When landscapes fill with beauty all the scene
In depths of leafy shade and sunlit fields,
Uncultured man sees only country green,
And beauty only where it money yields.

But Townsend goes on to suggest that only personal revelation can eventually convince some to take a different view:

Alas! to-morrow as to-day must be,
Except the powers of heaven wield their might,
In revolutions that externally
Establish higher thoughts of life and right.
Till man, inspired with higher, nobler thought,
The selfish passions of inherent sin
Has conquered in the aspirations taught
By revelation to the soul within.

This is, I think, the role that personal inspiration plays. Scripture and general revelation to the prophet can’t cover all the specifics of our lives, and, in the end, it is personal revelation that has the better chance of changing our minds and changing us.

 

2 Responses to Literary DCGD #5: A Scene in Virginia

  1. James Olsen on January 27, 2013 at 2:20 pm

    A lot of food for thought here. I may be reading too much into it, but it seems to me that Townsend subtly contrasts with much of the 19th century rhetoric concerning the errors of prejudice that we cling to.

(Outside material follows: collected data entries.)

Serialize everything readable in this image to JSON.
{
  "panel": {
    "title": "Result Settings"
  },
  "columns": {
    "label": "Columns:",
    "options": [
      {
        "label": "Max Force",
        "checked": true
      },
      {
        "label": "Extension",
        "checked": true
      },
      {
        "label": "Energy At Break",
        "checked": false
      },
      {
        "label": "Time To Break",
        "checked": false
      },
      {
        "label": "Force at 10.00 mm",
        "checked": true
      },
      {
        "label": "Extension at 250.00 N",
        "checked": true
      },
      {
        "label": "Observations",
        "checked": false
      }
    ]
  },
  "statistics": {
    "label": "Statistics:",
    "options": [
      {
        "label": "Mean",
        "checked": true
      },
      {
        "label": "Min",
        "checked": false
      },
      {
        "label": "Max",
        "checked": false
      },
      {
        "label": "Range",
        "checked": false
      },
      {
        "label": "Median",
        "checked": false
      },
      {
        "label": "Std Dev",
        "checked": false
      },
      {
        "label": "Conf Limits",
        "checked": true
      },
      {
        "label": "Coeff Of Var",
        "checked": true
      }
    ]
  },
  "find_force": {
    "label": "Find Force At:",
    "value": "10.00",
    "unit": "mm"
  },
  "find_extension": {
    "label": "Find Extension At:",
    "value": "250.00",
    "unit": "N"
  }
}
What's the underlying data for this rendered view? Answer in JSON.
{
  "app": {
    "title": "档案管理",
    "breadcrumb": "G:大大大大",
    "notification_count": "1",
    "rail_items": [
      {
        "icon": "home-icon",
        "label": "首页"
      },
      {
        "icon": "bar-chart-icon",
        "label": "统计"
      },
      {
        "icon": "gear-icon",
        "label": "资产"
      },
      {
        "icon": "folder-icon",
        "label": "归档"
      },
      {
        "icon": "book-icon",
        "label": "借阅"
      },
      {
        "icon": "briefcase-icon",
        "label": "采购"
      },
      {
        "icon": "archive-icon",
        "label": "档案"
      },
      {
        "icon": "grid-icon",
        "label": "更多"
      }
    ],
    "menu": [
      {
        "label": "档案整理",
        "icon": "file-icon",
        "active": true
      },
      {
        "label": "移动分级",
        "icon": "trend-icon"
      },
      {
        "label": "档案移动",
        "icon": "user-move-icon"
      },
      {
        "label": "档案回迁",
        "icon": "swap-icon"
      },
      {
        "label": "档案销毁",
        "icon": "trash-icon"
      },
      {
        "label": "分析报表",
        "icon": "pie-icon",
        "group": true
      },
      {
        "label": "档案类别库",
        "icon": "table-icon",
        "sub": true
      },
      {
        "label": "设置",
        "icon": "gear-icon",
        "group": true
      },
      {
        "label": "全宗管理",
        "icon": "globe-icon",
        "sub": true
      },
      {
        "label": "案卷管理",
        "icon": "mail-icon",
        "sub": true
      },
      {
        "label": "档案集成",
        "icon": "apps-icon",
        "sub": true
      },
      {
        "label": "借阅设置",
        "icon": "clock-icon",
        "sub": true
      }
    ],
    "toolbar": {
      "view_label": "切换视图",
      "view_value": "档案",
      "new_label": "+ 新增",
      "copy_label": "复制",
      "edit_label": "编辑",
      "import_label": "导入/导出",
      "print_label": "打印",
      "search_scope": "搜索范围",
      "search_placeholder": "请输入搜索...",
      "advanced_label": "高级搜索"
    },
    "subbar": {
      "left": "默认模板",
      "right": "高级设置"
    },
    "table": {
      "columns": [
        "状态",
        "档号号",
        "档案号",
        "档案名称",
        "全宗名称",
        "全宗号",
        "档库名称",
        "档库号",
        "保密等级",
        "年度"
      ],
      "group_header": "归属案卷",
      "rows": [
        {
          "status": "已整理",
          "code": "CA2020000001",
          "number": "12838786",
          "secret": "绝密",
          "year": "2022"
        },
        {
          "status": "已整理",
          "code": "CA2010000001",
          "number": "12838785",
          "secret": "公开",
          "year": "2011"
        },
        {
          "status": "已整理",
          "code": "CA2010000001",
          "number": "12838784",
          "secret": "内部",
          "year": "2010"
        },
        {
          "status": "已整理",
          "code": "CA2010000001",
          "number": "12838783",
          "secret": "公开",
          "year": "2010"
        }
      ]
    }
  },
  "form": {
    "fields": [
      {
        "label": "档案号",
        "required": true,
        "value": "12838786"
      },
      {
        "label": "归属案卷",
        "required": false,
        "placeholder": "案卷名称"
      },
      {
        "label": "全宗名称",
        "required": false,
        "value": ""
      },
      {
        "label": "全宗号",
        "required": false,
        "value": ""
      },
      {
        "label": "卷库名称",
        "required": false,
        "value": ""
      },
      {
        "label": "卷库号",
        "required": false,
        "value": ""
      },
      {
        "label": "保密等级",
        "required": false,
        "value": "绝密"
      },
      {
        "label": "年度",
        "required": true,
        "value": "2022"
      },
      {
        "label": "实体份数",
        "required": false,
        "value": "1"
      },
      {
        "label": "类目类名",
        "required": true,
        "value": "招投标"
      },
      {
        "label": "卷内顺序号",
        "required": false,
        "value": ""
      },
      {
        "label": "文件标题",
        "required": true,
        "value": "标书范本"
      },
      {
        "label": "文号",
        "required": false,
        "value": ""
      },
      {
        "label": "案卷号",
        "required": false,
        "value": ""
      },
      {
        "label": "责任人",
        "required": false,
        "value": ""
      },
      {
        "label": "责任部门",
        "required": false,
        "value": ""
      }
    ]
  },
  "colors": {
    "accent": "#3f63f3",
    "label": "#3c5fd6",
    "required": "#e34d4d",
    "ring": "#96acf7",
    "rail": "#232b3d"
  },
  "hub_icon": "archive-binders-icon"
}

Rather than the typical enlightenment rhetoric and ethic of our natural, rational selves that will inevitably shine forth in truth if we can only loose ourselves from the shackles of tradition, Townsend seems to say that whatever “enlightened” stances we take up, it is revelation that is in fact the liberating element that leads to true enlightenment – a Mormon twist on a familiar theme.

  2. Kent Larsen on January 27, 2013 at 11:23 pm

    James, I’m not sure I see it, but perhaps I don’t have enough depth in typical enlightenment rhetoric.